Et la critique cinématographique là-dedans? Elle se modifie aussi, avec la multiplication des sites Internet et l’apparition des «blogs», ces lignes personnelles que l’on peut découvrir sur la Toile et qui permettent de partager ses propres impressions avec des amis ou des inconnus.  Mais si de tels «blogs-critiques» étaient au départ teintés de modestie, ils sont devenus souvent des messages qui se prennent au sérieux : le «blogueur» parle à la première personne, comme s’il était
partie prenante de la destinée et de la carrière d’un film.
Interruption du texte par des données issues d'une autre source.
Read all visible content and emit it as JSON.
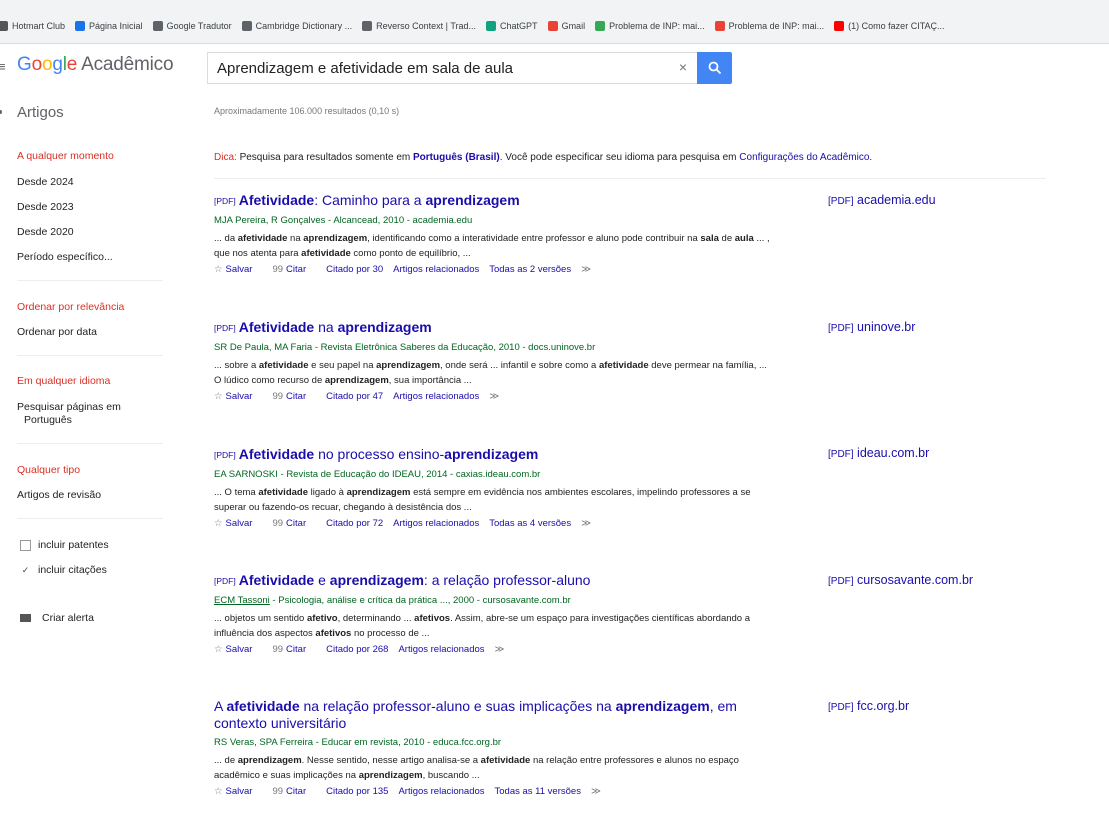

L’industrie du cinéma a bien compris l’intérêt de laisser une place à ces intervenants spontanés : il y a tout bénéfice financier à tirer de cette publicité gratuite. Mais quel avantage pour le cinéphile ? Si l’accès aux blogs ne coûte rien, si la critique sous cette forme reflète certainement la multiplicité des opinions, l’information transmise n’obéit pas toujours à l’objectivité souhaitée. Ou de ce qui s’en approche. De telles lignes souffrent souvent d’une spontanéité un
peu débridée, où l’affirmation subjective prend le pas sur la réflexion. On rétorquera que de tels commentaires peuvent aussi être à l’origine d’une forme d’interactivité et d’échange social. A vérifier…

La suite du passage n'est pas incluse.